Words—only words. Yancey's mind was far away, searching the dust of the Desert Rouge for the beautiful quolla stones.

"You'll be paid three hundred credits a month and living expenses. I might add, Ritter, that the station you're getting is one of the most important in the entire chain."

Three hundred credits! And, with a little luck, Yancey thought, he could find quollas worth a hundred times as much.

"There'll be a patrol to escort you to the station and I think you'd better plan to leave at once." There was a small pause as the commandant regarded Yancey closely. "I hope," he said at last, "that neither of us is making a mistake, Ritter."

Yancey stood up, shook hands with the commandant, and the interview was ended.


Morrissey headed the patrol which escorted Yancey to his new post. Yancey took an almost immediate dislike to the broad-shouldered young space militiaman. There was about Morrissey that air of quiet positiveness which Yancey found impossible to bear.

Throughout the long and tiresome march from Athens to the humidi-hut this unreasoning resentment of Morrissey grew.

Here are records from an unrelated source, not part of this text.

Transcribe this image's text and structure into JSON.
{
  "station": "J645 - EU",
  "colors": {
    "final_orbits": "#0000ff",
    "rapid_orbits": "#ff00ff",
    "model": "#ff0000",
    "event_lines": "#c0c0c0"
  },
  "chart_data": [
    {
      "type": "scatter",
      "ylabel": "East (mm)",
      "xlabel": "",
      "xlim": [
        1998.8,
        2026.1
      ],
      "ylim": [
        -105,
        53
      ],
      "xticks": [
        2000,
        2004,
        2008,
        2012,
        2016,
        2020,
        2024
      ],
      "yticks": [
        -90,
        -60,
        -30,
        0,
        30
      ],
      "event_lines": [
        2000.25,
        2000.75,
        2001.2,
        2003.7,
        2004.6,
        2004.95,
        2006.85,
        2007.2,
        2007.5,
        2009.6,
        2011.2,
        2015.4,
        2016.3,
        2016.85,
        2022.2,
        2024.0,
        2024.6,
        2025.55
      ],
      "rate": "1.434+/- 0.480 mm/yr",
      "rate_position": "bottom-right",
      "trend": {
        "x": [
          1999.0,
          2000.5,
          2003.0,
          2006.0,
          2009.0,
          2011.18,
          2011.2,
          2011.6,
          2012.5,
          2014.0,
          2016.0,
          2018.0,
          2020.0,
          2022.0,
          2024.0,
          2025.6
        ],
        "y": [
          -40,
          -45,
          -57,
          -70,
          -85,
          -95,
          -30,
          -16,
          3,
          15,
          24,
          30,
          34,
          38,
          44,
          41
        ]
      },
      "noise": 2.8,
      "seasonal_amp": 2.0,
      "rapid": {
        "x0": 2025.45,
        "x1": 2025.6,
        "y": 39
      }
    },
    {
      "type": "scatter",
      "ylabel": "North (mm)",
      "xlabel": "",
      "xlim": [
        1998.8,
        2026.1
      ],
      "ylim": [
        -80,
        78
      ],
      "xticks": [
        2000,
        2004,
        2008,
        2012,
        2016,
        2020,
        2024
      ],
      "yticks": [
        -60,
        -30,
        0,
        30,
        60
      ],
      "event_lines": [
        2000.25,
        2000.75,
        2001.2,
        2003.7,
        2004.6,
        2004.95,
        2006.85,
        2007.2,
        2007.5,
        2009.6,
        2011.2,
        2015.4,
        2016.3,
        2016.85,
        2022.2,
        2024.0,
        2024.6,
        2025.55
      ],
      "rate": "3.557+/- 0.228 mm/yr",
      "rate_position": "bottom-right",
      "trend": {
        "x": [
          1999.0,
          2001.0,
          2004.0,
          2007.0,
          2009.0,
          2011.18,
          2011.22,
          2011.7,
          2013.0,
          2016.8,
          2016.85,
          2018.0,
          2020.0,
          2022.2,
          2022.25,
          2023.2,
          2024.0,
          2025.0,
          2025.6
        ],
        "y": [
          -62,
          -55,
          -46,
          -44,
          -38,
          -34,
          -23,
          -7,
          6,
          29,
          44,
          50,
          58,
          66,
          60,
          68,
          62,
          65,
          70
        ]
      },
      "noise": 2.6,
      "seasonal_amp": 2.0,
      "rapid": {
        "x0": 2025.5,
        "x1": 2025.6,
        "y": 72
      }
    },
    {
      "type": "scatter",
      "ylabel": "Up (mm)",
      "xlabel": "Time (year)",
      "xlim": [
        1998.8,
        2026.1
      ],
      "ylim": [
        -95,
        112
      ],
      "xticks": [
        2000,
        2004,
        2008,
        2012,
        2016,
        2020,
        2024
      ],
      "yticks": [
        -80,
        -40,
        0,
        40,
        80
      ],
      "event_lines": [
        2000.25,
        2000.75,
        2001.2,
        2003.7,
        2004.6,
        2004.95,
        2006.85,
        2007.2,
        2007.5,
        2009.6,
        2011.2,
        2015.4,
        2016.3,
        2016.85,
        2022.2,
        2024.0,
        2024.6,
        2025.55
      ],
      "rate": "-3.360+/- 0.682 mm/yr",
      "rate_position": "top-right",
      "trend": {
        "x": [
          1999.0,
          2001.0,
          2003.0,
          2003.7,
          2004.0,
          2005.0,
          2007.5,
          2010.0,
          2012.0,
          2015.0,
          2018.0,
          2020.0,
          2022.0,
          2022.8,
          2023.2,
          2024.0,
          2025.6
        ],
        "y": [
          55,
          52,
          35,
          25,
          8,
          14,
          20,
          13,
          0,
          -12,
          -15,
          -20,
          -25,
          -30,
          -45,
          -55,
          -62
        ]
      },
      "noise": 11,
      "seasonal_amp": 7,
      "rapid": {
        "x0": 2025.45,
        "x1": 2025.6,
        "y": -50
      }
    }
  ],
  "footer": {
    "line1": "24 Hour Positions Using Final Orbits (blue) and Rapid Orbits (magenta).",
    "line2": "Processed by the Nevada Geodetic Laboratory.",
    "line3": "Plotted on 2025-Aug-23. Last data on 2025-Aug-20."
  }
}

The yielding, insubstantial dust underfoot, the eye-watering furnace glare in the sky, the desiccating heat that seemed to dry up the marrow in a man's bones—all this, through some inexplicable subconscious juggling, became Morrissey's fault.

Inside the comparative comfort of the plasti-shield, Yancey Ritter looked at the raw redness that stretched around, above and below him, and wondered what perverse fate had drawn him to this ultimate debacle here on the dust-clouded Desert Rouge. For the first time in his life Yancey knew the bowel-rending terror of utter desolation.

The spectre of thirst hovered in the orange and yellow dust clouds ahead. Crazed rocks, scarred and wind-broken, leered at him like blind prophets wordlessly screaming their dire predictions.